De l’Hadopi à la Loppsi, d’un ministère à l’autre, les méthodes sont sensiblement identiques. Des affirmations sont lancées en l’air pour justifier une loi, sans que les preuves de ces allégations ne soient apportées. Et l’on n’hésite pas, parfois, à trahir la réalité. Pourvu que cela serve l’intérêt suprême.
Il est ainsi remarquable que dès la deuxième phrase de l’exposé des motifs du projet de loi Loppsi, le ministère de l’intérieur affirme que « de 2002 à 2007, le nombre de faits constatés par la police et la gendarmerie nationale a diminué de 12,8 % soit 500.000 victimes de moins« . Comme s’il y avait une corrélation exacte entre le nombre des faits constatés et le nombre de victimes. Si c’était vrai, et si l’on pousse ce raisonnement à l’absurde, autant supprimer la police : moins la police fait son travail, moins il y a de victime. Implacable.
De même, pour justifier le blocage des sites Internet par les FAI, le ministère de l’intérieur affirme que « le nombre d’images de pornographie enfantine diffusées sur Internet est en augmentation constante depuis plusieurs années« . La source ? Aucune. Il faut le croire sur parole, même si nombre d’entre nous n’ont jamais croisé une seule fois sur Internet le moindre contenu pédophile, malgré une utilisation intensive du net depuis plus d’une décénie.
L’important, comme le présentent les motifs du projet de loi, c’est « la nécessité d’offrir aux Français une protection toujours plus importante, dans un environnement de plus en plus complexe et instable« . Le choix des mots est d’ailleurs intéressant. L’article 4 sur le filtrage des sites Internet ne vise pas à « lutter contre la pédophilie », comme c’est souvent présenté, mais à « protéger les internautes contre les images de pornographie enfantine« . Vous ne le saviez pas, mais vous étiez en danger. Contre la pédophilie aujourd’hui. Contre le piratage ou la « désinformation » demain. Une fois le principe du filtrage acté, il suffra d’en étendre le périmètre, projet de loi après projet de loi, décret après décret. La première extension est déjà prévue.

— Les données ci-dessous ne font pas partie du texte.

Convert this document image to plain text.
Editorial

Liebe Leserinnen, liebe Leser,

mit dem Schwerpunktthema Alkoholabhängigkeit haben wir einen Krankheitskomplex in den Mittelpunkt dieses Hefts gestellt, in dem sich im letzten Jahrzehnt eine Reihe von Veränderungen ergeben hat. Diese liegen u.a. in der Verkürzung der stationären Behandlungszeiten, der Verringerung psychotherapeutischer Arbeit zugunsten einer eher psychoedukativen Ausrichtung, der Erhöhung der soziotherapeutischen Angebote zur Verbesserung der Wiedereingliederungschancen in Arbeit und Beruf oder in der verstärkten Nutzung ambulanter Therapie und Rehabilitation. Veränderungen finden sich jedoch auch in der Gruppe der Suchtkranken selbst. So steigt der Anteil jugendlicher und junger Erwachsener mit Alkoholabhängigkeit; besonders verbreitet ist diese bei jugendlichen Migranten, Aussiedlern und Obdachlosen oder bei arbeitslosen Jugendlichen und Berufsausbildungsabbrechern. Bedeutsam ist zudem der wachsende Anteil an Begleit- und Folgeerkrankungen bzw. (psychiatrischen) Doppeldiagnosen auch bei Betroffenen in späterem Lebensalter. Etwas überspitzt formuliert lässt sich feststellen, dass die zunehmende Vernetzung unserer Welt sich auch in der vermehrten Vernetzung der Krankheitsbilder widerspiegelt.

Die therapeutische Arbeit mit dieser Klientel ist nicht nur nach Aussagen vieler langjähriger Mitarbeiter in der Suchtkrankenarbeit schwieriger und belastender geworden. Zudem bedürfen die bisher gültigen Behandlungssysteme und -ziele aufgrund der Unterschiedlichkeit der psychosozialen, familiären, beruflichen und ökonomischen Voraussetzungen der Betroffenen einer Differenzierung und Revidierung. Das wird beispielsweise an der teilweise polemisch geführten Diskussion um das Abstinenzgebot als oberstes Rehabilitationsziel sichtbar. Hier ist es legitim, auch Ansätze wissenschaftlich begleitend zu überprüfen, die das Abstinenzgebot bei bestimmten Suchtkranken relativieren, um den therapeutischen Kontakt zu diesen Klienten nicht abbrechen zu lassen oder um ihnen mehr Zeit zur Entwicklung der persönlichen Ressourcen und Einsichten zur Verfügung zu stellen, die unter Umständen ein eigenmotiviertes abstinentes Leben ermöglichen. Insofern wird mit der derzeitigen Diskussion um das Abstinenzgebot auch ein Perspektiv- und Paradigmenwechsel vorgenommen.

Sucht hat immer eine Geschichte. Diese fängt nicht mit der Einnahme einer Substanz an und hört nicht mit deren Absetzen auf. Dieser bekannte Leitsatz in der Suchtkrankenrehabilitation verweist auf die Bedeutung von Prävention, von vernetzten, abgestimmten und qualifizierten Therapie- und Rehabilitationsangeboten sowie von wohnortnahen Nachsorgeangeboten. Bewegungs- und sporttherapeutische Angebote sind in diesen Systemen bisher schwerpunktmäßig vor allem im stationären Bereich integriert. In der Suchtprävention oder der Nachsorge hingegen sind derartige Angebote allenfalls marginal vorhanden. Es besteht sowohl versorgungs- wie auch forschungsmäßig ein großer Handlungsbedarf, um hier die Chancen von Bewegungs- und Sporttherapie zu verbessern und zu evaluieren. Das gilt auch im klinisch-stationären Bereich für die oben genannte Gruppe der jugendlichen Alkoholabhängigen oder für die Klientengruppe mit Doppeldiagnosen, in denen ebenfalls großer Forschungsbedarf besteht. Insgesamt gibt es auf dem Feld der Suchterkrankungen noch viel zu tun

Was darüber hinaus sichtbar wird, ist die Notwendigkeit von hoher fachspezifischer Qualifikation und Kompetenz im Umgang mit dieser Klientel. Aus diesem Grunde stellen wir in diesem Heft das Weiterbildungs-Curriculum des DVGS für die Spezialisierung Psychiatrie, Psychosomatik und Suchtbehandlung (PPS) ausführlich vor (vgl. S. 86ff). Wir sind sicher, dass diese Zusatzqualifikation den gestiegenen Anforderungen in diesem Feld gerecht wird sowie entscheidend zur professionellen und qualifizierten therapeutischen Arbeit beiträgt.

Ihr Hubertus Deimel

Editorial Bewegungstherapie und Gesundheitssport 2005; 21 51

Bloquer les sites situés à l’étranger
Les motifs du projet de loi Loppsi nous rappellent que « la législation permet actuellement au juge civil d’imposer à l’hébergeur la suppression du contenu ou la fermeture du site« , lorsqu’il est hébergé en France. Mais « la plupart des images de pornographie enfantine diffusées sur le net le sont via des sites hébergés hors de France« , précise l’exposé. « C’est pourquoi de nombreuses démocraties voisines se sont dotées de dispositifs techniques permettant de bloquer l’accès à ces sites depuis leur territoire national. C’est le cas du Danemark, de la Grande-Bretagne, de la Norvège, des Pays-Bas, et de la Suède« .
S’il connaît ces exemples, le ministère connaît sans doute les dérives du système de blocage, qui a vu notamment Wikipedia censuré en Grande-Bretagne, des sites pornographiques légaux bloqués en Finlande, ou des sites parfaitement légitimes bloqués en Australie.

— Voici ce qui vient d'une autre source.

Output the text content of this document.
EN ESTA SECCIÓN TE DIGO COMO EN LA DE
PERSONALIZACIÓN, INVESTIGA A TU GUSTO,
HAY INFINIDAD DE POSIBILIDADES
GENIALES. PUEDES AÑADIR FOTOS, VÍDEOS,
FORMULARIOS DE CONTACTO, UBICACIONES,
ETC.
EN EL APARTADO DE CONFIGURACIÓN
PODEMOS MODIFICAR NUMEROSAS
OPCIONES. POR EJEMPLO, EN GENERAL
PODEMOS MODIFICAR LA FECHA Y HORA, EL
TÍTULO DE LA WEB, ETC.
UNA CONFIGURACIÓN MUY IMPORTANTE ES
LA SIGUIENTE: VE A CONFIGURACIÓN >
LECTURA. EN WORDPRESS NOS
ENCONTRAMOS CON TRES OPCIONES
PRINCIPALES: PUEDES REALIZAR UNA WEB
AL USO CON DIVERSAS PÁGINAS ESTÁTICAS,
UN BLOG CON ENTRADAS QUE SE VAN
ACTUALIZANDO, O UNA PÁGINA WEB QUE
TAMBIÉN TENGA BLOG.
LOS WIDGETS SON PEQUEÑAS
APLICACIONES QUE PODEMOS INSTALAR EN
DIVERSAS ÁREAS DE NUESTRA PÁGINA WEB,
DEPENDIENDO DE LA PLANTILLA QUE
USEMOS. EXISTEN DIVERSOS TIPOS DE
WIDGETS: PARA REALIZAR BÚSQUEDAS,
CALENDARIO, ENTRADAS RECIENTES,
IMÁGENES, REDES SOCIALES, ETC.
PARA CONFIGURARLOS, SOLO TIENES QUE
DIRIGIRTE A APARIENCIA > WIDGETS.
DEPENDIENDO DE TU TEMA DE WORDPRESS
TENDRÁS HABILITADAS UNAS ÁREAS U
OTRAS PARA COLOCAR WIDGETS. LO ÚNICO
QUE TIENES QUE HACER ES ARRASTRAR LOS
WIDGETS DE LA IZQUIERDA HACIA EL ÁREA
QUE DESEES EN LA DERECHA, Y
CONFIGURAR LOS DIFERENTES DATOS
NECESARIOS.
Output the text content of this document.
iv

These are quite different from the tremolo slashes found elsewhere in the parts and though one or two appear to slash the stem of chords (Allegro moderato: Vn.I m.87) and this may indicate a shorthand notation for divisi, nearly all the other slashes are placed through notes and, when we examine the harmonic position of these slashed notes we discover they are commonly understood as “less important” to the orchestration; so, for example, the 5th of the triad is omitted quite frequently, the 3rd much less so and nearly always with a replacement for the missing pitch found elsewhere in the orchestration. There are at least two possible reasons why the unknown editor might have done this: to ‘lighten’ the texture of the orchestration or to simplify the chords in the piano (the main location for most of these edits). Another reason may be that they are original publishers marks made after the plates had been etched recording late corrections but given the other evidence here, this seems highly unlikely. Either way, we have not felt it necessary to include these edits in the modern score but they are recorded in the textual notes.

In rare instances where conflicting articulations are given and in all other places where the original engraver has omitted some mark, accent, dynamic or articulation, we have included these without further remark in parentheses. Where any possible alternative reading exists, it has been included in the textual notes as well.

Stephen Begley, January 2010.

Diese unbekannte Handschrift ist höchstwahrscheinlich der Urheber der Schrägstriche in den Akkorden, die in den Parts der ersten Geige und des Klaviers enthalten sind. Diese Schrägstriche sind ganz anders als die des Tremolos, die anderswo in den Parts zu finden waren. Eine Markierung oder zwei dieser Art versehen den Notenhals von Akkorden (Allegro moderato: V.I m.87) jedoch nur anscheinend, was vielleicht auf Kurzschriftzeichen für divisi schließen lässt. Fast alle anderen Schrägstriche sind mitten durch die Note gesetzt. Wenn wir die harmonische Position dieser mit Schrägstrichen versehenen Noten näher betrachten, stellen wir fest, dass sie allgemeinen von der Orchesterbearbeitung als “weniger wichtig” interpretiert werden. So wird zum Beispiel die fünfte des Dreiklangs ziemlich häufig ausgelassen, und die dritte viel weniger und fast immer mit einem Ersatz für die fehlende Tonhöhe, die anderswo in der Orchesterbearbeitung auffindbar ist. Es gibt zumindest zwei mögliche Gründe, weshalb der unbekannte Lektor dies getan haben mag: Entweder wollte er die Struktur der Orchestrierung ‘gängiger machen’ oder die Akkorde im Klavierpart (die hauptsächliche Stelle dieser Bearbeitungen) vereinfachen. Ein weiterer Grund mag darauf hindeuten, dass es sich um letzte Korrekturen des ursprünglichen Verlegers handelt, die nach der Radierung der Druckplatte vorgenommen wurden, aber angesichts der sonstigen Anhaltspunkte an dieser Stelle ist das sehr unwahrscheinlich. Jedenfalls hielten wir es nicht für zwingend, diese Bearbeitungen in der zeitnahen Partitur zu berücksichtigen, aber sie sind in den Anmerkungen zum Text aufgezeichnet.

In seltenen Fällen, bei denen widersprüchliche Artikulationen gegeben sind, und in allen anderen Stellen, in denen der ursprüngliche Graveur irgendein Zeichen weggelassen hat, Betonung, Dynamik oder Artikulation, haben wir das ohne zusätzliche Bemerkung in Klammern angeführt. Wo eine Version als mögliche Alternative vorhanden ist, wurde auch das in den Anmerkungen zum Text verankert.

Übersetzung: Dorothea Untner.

La liste des sites à bloquer sera communiquée aux FAI « sous la forme d’un arrêté du ministre de l’intérieur« , indique le projet de loi, sans préciser si la liste sera publique (elle ne le sera pas), et donc s’il sera possible d’en contester le contenu, notamment devant un juge. « En pratique, l’office de lutte contre la criminalité liée aux technologies de l’information et de la communication (OCLCTIC) transmettra aux FAI les données utiles par voie dématérialisée. Les FAI auront le libre choix des technologies de blocage selon leurs infrastructures« , indique simplement l’exposé des motifs.
Les opérateurs auront ainsi l’obligation de « mettre en place, sur leur réseau, un logiciel visant à empêcher toute connexion à des sites à caractère pédophile répertoriés par les services de police« .
L’article 4 du projet de loi précise que les FAI devront « empêcher l’accès sans délai« , mais c’est un décret qui fixera les conditions. Et qui devrait préciser à quel point il s’agira d’une obligation de résultat, ou de moyens.